On December 11, 2024, the International Monetary Fund (IMF) Executive Board approved a Resilience and Sustainability Facility (RSF) arrangement for Papua New Guinea. The two-year program amounts to SDR 197.40 million, equivalent to approximately US$259 million. Disbursements will commence upon completion of the first review of the arrangement. This initiative aims to address climate change challenges and enhance disaster risk management in Papua New Guinea by integrating climate considerations into public investment decisions and promoting green finance.
Papua New Guinea is notable as the first Pacific Island nation and only the second country in the Asia-Pacific region to access this facility. Additionally, the IMF Executive Board completed its third reviews under existing Extended Credit Facility (ECF) and Extended Fund Facility (EFF) arrangements, initially approved on March 22, 2023. These arrangements support reforms targeting structural impediments to inclusive growth.
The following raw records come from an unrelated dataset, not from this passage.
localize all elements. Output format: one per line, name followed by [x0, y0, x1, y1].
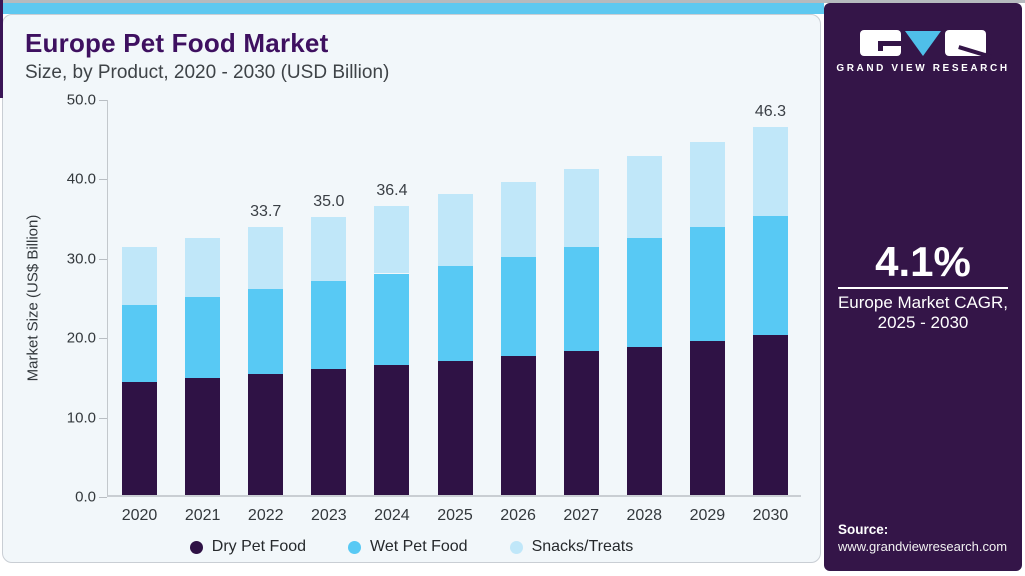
- x-axis-label-2030: 2030: [752, 507, 789, 524]
- bar-segment-snacks-treats-2020: [122, 247, 158, 306]
- x-axis-label-2027: 2027: [563, 507, 599, 524]
- source-url[interactable]: www.grandviewresearch.com: [838, 539, 1008, 554]
- x-axis-label-2021: 2021: [184, 507, 221, 524]
- legend-label: Dry Pet Food: [211, 538, 307, 555]
- y-axis-tick-label: 20.0: [66, 329, 96, 347]
- x-axis-label-2025: 2025: [437, 507, 473, 524]
- y-axis-tick-label: 40.0: [66, 170, 96, 188]
- total-value-label-2022: 33.7: [250, 203, 282, 221]
- gvr-logo-icon: [824, 30, 1022, 59]
- y-axis-title: Market Size (US$ Billion): [24, 214, 42, 382]
- total-value-label-2024: 36.4: [376, 181, 408, 199]
- cagr-divider: [838, 287, 1008, 289]
- total-value-label-2030: 46.3: [754, 103, 787, 121]
- panel-left-accent: [0, 0, 3, 98]
- page-top-edge: [0, 0, 1025, 3]
- bar-segment-snacks-treats-2023: [311, 217, 347, 282]
- bar-segment-dry-pet-food-2024: [374, 364, 410, 495]
- bar-segment-dry-pet-food-2020: [122, 382, 158, 495]
- x-axis-label-2023: 2023: [311, 507, 347, 524]
- bar-segment-wet-pet-food-2026: [500, 256, 536, 357]
- bar-chart-plot-area: 0.0 10.0 20.0 30.0 40.0 50.0 2020 2021 2022 33.7 2…: [67, 92, 801, 524]
- bar-segment-snacks-treats-2021: [185, 237, 221, 298]
- bar-segment-dry-pet-food-2028: [626, 346, 662, 495]
- bar-segment-dry-pet-food-2027: [563, 351, 599, 495]
- legend-marker-icon: [189, 540, 203, 554]
- bar-segment-wet-pet-food-2030: [752, 216, 788, 336]
- y-axis-tick-label: 30.0: [66, 250, 96, 268]
- bar-segment-dry-pet-food-2030: [752, 335, 788, 495]
- page-title: Europe Pet Food Market: [25, 28, 329, 58]
- logo-letter-r: [945, 30, 992, 59]
- bar-segment-wet-pet-food-2025: [437, 265, 473, 361]
- bar-segment-dry-pet-food-2022: [248, 373, 284, 495]
- x-axis-label-2028: 2028: [626, 507, 663, 524]
- bar-segment-dry-pet-food-2023: [311, 368, 347, 495]
- chart-panel: Europe Pet Food Market Size, by Product,…: [2, 14, 821, 563]
- source-label: Source:: [838, 522, 889, 537]
- cagr-caption-line1: Europe Market CAGR,: [837, 293, 1009, 312]
- bar-segment-wet-pet-food-2022: [248, 289, 284, 374]
- bar-segment-dry-pet-food-2026: [500, 356, 536, 495]
- legend-item-snacks-treats: Snacks/Treats: [509, 538, 634, 556]
- x-axis-label-2022: 2022: [247, 507, 284, 524]
- top-accent-bar: [0, 3, 824, 14]
- bar-segment-snacks-treats-2022: [248, 227, 284, 290]
- bar-segment-snacks-treats-2026: [500, 182, 536, 257]
- y-axis-tick-label: 50.0: [66, 91, 96, 109]
- bar-segment-dry-pet-food-2029: [689, 340, 725, 495]
- page-subtitle: Size, by Product, 2020 - 2030 (USD Billi…: [25, 62, 390, 83]
- y-axis-tick: [99, 497, 107, 498]
- brand-sidebar: GRAND VIEW RESEARCH 4.1% Europe Market C…: [824, 3, 1022, 571]
- legend-marker-icon: [509, 540, 523, 554]
- logo-letter-v-triangle-icon: [905, 31, 941, 56]
- brand-name: GRAND VIEW RESEARCH: [836, 63, 1010, 74]
- x-axis-label-2029: 2029: [689, 507, 726, 524]
- cagr-caption: Europe Market CAGR, 2025 - 2030: [824, 293, 1022, 333]
- cagr-value: 4.1%: [875, 238, 971, 285]
- bar-segment-dry-pet-food-2025: [437, 360, 473, 495]
- legend-item-dry-pet-food: Dry Pet Food: [189, 538, 307, 556]
- bar-segment-wet-pet-food-2020: [122, 305, 158, 383]
- cagr-caption-line2: 2025 - 2030: [877, 313, 969, 332]
- bar-segment-snacks-treats-2027: [563, 169, 599, 248]
- bar-segment-snacks-treats-2024: [374, 206, 410, 274]
- y-axis-tick: [99, 417, 107, 419]
- bar-segment-snacks-treats-2025: [437, 194, 473, 266]
- bar-segment-wet-pet-food-2027: [563, 247, 599, 352]
- y-axis-tick: [99, 338, 107, 340]
- bar-segment-wet-pet-food-2023: [311, 281, 347, 369]
- x-axis-label-2026: 2026: [500, 507, 536, 524]
- bar-segment-snacks-treats-2028: [626, 155, 662, 238]
- legend-item-wet-pet-food: Wet Pet Food: [348, 538, 468, 556]
- bar-segment-wet-pet-food-2028: [626, 237, 662, 347]
- bar-segment-dry-pet-food-2021: [185, 378, 221, 495]
- y-axis-tick-label: 10.0: [66, 409, 96, 427]
- x-axis-label-2024: 2024: [374, 507, 410, 524]
- bar-segment-wet-pet-food-2024: [374, 273, 410, 365]
- y-axis-tick-label: 0.0: [75, 488, 96, 506]
- bar-segment-snacks-treats-2029: [689, 142, 725, 228]
- legend-label: Wet Pet Food: [370, 538, 468, 555]
- y-axis-tick: [99, 179, 107, 181]
- logo-letter-g: [860, 30, 901, 56]
- bar-segment-wet-pet-food-2029: [689, 227, 725, 341]
- y-axis-tick: [99, 258, 107, 260]
- x-axis-label-2020: 2020: [121, 507, 158, 524]
- chart-legend: Dry Pet Food Wet Pet Food Snacks/Treats: [3, 538, 820, 556]
- bar-segment-snacks-treats-2030: [752, 127, 788, 217]
- source-block: Source: www.grandviewresearch.com: [838, 522, 1007, 554]
- bar-segment-wet-pet-food-2021: [185, 297, 221, 379]
- y-axis-tick: [99, 100, 107, 101]
- legend-label: Snacks/Treats: [531, 538, 634, 555]
- legend-marker-icon: [348, 540, 362, 554]
- total-value-label-2023: 35.0: [313, 193, 345, 211]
Completion of these reviews allows for an immediate disbursement of SDR 94.75 million (about US$125 million), bringing total disbursements under these programs to SDR 321.12 million (approximately US$422 million). A seven-month extension was also granted for these arrangements to allow further time for key reforms.
The economic outlook for Papua New Guinea remains positive with expected growth rates of 4.5% in 2024 and 4.6% in 2025, up from 2.9% in 2023. This growth is attributed to resumed activities at the Porgera gold mine and improved foreign exchange access. Inflation is projected at a low rate of 1.3% in 2024 due to declining betel nut prices but core inflation may rise due to food and transportation costs.
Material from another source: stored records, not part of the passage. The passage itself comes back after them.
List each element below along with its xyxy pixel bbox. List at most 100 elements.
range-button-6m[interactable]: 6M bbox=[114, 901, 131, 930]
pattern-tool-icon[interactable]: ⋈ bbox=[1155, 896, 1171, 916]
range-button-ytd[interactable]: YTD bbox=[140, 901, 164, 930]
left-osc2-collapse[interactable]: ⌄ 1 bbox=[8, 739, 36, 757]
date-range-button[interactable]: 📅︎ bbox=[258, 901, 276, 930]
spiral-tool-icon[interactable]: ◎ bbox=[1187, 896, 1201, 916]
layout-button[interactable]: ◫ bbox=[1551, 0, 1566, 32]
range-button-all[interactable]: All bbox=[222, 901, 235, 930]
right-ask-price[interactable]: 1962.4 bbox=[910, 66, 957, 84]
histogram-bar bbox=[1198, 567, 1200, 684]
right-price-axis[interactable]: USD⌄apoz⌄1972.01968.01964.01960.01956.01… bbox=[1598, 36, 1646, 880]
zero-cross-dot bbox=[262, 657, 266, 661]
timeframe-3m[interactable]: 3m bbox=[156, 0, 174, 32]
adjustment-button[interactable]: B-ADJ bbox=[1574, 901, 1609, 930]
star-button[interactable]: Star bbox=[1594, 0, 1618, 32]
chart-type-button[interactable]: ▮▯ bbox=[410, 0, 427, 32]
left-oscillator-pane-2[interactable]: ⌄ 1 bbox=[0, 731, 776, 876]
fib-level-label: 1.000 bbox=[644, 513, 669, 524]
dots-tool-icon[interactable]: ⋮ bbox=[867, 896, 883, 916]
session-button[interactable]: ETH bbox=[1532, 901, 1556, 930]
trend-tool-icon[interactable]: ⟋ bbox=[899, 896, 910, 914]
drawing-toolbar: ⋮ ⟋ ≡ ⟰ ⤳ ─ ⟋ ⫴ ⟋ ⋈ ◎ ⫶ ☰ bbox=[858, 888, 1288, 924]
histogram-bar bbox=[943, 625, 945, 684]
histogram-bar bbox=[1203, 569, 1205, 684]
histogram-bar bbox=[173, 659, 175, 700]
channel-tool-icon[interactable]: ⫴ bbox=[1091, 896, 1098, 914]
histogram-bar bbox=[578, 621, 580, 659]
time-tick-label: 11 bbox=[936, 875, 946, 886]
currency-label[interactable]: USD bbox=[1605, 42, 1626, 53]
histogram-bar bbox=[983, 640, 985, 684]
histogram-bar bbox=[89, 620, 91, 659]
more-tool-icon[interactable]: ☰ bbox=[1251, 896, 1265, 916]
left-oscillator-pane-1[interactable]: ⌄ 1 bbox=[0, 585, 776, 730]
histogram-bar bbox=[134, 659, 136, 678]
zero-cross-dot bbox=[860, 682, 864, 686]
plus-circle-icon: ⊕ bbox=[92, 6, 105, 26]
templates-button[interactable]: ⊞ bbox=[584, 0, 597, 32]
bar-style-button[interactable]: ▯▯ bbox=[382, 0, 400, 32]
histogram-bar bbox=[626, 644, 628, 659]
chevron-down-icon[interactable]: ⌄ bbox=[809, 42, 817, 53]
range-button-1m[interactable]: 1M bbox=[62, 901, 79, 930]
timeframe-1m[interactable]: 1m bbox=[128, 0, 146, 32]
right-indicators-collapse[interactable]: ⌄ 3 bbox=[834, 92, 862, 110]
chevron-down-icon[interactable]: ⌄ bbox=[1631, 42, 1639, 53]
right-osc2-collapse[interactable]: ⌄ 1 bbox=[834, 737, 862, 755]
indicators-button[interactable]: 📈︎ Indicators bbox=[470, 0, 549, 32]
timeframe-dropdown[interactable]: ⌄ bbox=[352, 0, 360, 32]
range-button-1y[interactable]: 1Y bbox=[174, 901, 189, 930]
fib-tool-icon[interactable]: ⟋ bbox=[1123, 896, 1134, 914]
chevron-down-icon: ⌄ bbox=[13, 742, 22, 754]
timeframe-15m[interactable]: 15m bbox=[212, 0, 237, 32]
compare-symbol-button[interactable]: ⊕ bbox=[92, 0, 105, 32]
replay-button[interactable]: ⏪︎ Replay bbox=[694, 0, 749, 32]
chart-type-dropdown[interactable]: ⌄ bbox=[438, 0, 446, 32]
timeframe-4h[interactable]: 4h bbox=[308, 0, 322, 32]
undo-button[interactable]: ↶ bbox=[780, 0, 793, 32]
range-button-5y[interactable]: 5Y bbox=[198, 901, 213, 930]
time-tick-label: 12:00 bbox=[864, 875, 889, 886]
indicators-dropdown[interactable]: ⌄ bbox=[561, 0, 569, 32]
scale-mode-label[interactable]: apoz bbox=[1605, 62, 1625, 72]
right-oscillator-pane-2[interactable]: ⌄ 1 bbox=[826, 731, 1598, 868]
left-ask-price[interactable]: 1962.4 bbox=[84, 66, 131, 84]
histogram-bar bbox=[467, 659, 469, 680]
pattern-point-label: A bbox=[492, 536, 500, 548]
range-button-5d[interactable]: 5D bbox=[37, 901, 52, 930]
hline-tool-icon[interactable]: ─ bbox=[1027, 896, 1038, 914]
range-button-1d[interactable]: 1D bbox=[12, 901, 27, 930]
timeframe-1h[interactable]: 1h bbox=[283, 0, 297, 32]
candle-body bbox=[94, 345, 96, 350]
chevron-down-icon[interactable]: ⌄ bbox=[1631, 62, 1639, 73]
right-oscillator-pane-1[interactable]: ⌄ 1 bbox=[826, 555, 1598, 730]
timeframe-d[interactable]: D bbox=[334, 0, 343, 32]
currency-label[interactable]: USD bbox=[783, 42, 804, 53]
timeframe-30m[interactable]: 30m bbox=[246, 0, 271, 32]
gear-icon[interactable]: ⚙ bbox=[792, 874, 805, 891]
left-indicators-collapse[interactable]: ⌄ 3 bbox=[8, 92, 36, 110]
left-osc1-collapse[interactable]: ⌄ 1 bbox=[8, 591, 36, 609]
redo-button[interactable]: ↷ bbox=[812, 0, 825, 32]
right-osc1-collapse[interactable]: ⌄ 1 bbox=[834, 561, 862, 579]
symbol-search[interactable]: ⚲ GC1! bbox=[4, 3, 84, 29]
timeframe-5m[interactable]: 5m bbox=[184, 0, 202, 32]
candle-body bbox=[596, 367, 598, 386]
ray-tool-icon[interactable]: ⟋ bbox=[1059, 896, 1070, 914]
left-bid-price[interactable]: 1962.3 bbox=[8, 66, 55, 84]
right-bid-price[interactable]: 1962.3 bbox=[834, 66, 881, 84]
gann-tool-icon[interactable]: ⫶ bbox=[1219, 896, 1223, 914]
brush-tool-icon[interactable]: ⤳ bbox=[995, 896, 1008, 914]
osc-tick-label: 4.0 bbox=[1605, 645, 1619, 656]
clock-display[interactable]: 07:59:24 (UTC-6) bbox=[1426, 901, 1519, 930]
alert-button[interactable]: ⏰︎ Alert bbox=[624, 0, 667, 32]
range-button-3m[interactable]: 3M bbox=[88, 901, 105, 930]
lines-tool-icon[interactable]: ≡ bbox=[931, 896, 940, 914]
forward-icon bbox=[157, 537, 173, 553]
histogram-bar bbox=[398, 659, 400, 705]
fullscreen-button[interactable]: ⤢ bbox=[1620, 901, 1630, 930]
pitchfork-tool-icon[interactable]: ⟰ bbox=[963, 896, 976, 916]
Despite a positive medium-term outlook, significant downside risks remain due to domestic and external vulnerabilities exacerbated by capacity constraints affecting policy implementation for economic stabilization and development.
"The Papua New Guinea authorities have continued implementing the reform agenda under their Fund-supported program," said Mr. Bo Li, Deputy Managing Director and Acting Chair of the IMF Executive Board.
He emphasized that ongoing fiscal adjustments are necessary: "To durably reduce debt vulnerabilities while freeing up fiscal space for development...further fiscal adjustment should rely on...the modernization of key tax legislation."
Foreign exchange shortages have eased following central banking reforms aimed at greater exchange rate flexibility: "Consistent with its sequenced roadmap of reforms, the central bank should continue working toward restoring kina convertibility," Mr. Li added.
Efforts against corruption are encouraged through operationalizing the Independent Commission Against Corruption (ICAC): "Allocating appropriate budget resources...are key to allow ICAC to effectively carry out its missions."
Given high vulnerability to climate change, managing its impact is critical: "Reforms under the new RSF arrangement will help...build resilience against climate-related risks."
In conclusion, both ECF/EFF and RSF arrangements aim to support Papua New Guinea's reform agenda while addressing balance of payment needs without disruptive adjustments.